Years ago, one of us (Hahn) helped write a “friend of the court” brief for the U.S. Supremes in a case called Granholm v. Heald [Download Here], in which out-of-state wineries challenged state laws that discriminated against direct shipments to in-state consumers. Six high-profile economists, including three Nobel laureates (George Akerlof, Daniel McFadden and Vernon Smith), signed that brief.
Now what, you might ask, did these economists know about wine that would be of interest to the court? One of them (McFadden) actually owned a vineyard in the Napa Valley. But then, in wine-crazed California, so did a lot of other well-heeled professionals. What sets economists apart is their skepticism about regulations that restrain competition, and few industries are as heavily regulated by government as the wine and spirits business.
Of course, states have some legitimate interests here – even economists, it’s fair to say, would like to keep alcohol out of the hands of teenagers who drive cars. But in the wake of the repeal of Prohibition (77 years ago), a host of economic players ranging from alcoholic beverage distributors to panhandling politicians conspired to create a web of restrictions designed to reduce competition – and thereby to feather their own nests. In this spirit, many states barred out-of-state producers from skipping the middleman and delivering wine direct to customers’ doors. Out-of-staters, it seems, would be ever so much more careless than the locals in handing over the stuff to kiddies.

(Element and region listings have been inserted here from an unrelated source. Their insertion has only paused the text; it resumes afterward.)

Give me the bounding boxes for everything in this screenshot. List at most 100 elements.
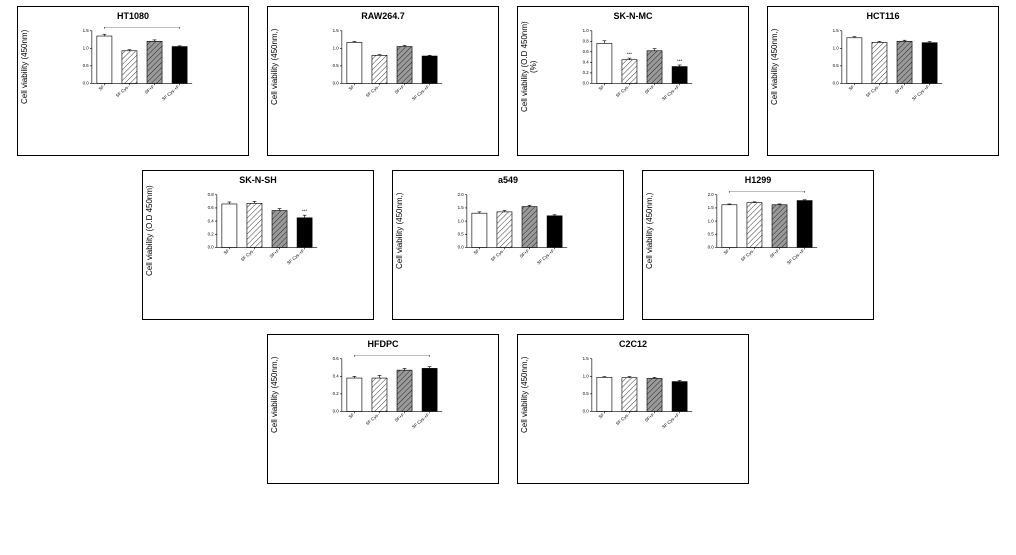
chart-row: HFDPCCell viability (450nm,)0.00.20.40.6… [0,320,1016,484]
chart-title: SK-N-MC [518,11,748,21]
bar [97,36,112,83]
x-tick-label: SF+F [144,84,156,95]
x-tick-label: SF Cys-+F [911,84,931,102]
bar [347,42,362,83]
bar [622,60,637,84]
chart-svg: 0.00.51.01.5SFSF Cys-SF+FSF Cys-+F* [562,355,722,439]
bar [422,56,437,83]
x-tick-label: SF+F [894,84,906,95]
significance-label: *** [677,58,682,63]
bar [347,378,362,411]
y-tick-label: 0.8 [583,39,590,44]
bar [647,378,662,411]
y-tick-label: 1.5 [583,356,590,361]
y-tick-label: 0.6 [583,49,590,54]
x-tick-label: SF Cys- [490,248,506,262]
chart-panel-ht1080: HT1080Cell viability (450nm)0.00.51.01.5… [17,6,249,156]
bar [372,378,387,411]
x-tick-label: SF Cys- [615,412,631,426]
y-tick-label: 0.0 [83,81,90,86]
y-tick-label: 2.0 [458,192,465,197]
y-tick-label: 0.0 [208,245,215,250]
y-tick-label: 0.5 [833,63,840,68]
x-tick-label: SF+F [269,248,281,259]
y-tick-label: 0.5 [333,63,340,68]
chart-svg: 0.00.20.40.6SFSF Cys-SF+FSF Cys-+F**** [312,355,472,439]
bar [122,51,137,84]
bar [772,205,787,248]
x-tick-label: SF+F [394,412,406,423]
bar [472,213,487,247]
chart-panel-sknsh: SK-N-SHCell viability (O.D 450nm) 0.0 0.2 0… [142,170,374,320]
chart-svg: 0.00.51.01.52.0SFSF Cys-SF+FSF Cys-+F*** [437,191,597,275]
significance-label: *** [302,209,307,214]
bar [922,43,937,84]
x-tick-label: SF Cys-+F [161,84,181,102]
x-tick-label: SF Cys-+F [286,248,306,266]
chart-title: RAW264.7 [268,11,498,21]
x-tick-label: SF Cys- [740,248,756,262]
chart-svg: 0.00.51.01.5SFSF Cys-SF+FSF Cys-+F******… [62,27,222,111]
x-tick-label: SF Cys-+F [411,84,431,102]
y-tick-label: 0.2 [333,391,340,396]
figure-grid: { "global": { "x_categories": ["SF", "SF… [0,0,1016,555]
y-tick-label: 0.0 [333,81,340,86]
bar [747,203,762,248]
bar [847,38,862,84]
x-tick-label: SF+F [644,412,656,423]
bar [672,67,687,84]
y-tick-label: 1.5 [83,28,90,33]
bar [497,212,512,248]
bar [622,378,637,412]
y-tick-label: 0.0 [583,81,590,86]
bar [647,51,662,84]
chart-panel-sknmc: SK-N-MCCell viability (O.D 450nm) (%)0.0… [517,6,749,156]
chart-title: H1299 [643,175,873,185]
x-tick-label: SF Cys- [615,84,631,98]
y-tick-label: 1.5 [333,28,340,33]
chart-title: HT1080 [18,11,248,21]
y-axis-label: Cell viability (450nm) [20,19,32,115]
bar [422,368,437,411]
y-axis-label: Cell viability (450nm,) [270,347,282,443]
x-tick-label: SF+F [394,84,406,95]
y-tick-label: 0.8 [208,192,215,197]
chart-row: SK-N-SHCell viability (O.D 450nm) 0.0 0.2 0… [0,156,1016,320]
x-tick-label: SF Cys-+F [411,412,431,430]
y-tick-label: 1.0 [708,218,715,223]
y-tick-label: 0.5 [458,232,465,237]
y-axis-label: Cell viability (450nm,) [395,183,407,279]
bar [147,41,162,83]
chart-svg: 0.00.20.40.60.8SFSF Cys-SF+FSF Cys-+F***… [187,191,347,275]
bar [522,207,537,248]
y-axis-label: Cell viability (450nm,) [270,19,282,115]
bar [872,42,887,83]
y-tick-label: 0.0 [333,409,340,414]
y-tick-label: 1.0 [83,46,90,51]
chart-panel-hct116: HCT116Cell viability (450nm,)0.00.51.01.… [767,6,999,156]
chart-svg: 0.00.20.40.60.81.0SFSF Cys-SF+FSF Cys-+F… [562,27,722,111]
y-tick-label: 1.0 [458,218,465,223]
y-tick-label: 0.6 [333,356,340,361]
bar [672,382,687,412]
y-tick-label: 1.0 [583,374,590,379]
bar [372,55,387,83]
chart-title: SK-N-SH [143,175,373,185]
x-tick-label: SF+F [769,248,781,259]
y-tick-label: 0.2 [583,70,590,75]
chart-panel-h1299: H1299Cell viability (450nm,)0.00.51.01.5… [642,170,874,320]
x-tick-label: SF Cys- [115,84,131,98]
x-tick-label: SF+F [519,248,531,259]
y-axis-label: Cell viability (450nm,) [770,19,782,115]
y-tick-label: 1.0 [833,46,840,51]
y-tick-label: 0.2 [208,232,215,237]
x-tick-label: SF Cys- [865,84,881,98]
chart-title: C2C12 [518,339,748,349]
x-tick-label: SF Cys-+F [661,84,681,102]
bar [397,370,412,411]
bar [397,47,412,84]
bar [597,43,612,83]
y-axis-label: Cell viability (O.D 450nm) [145,183,157,279]
chart-panel-hfdpc: HFDPCCell viability (450nm,)0.00.20.40.6… [267,334,499,484]
y-axis-label: Cell viability (450nm,) [645,183,657,279]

The economists’ brief didn’t challenge the states’ right to regulate alcohol sales, but did point out the illogic of discriminating against all those nice winemakers in California, Oregon and Washington. And when the Supremes ruled that in-state and out-of-state winemakers had to be treated alike, most of the offending states decided to end the discrimination rather than to ban direct delivery from in-state wineries.
Score one for economists – at least the ones who see competition as a key to innovation and growth, not to mention to the availability of full-bodied Syrahs with a hint of anise and pepper for less than $20 a bottle. But declaration of victory was premature. In 2006, the Massachusetts legislature struck back, deciding to allow only producers who make less than 30,000 gallons annually ship directly to consumers. Why 30,000 gallons? Maybe because it’s a nice round figure. More likely, because every winery in the Bay State produces less than 30,000 gallons a year, while many potential competitors from out-of-state produce more.
There’s a happy ending to this tale. A district federal judge decided the law violated the Interstate Commerce Clause. And on January 14, the U.S. Court of Appeals (First District) put a stake through the law’s protectionist heart [Download Here].
What’s next? How about a law limiting direct-to-consumer sales to wineries that declare undying love for the Red Sox on their labels?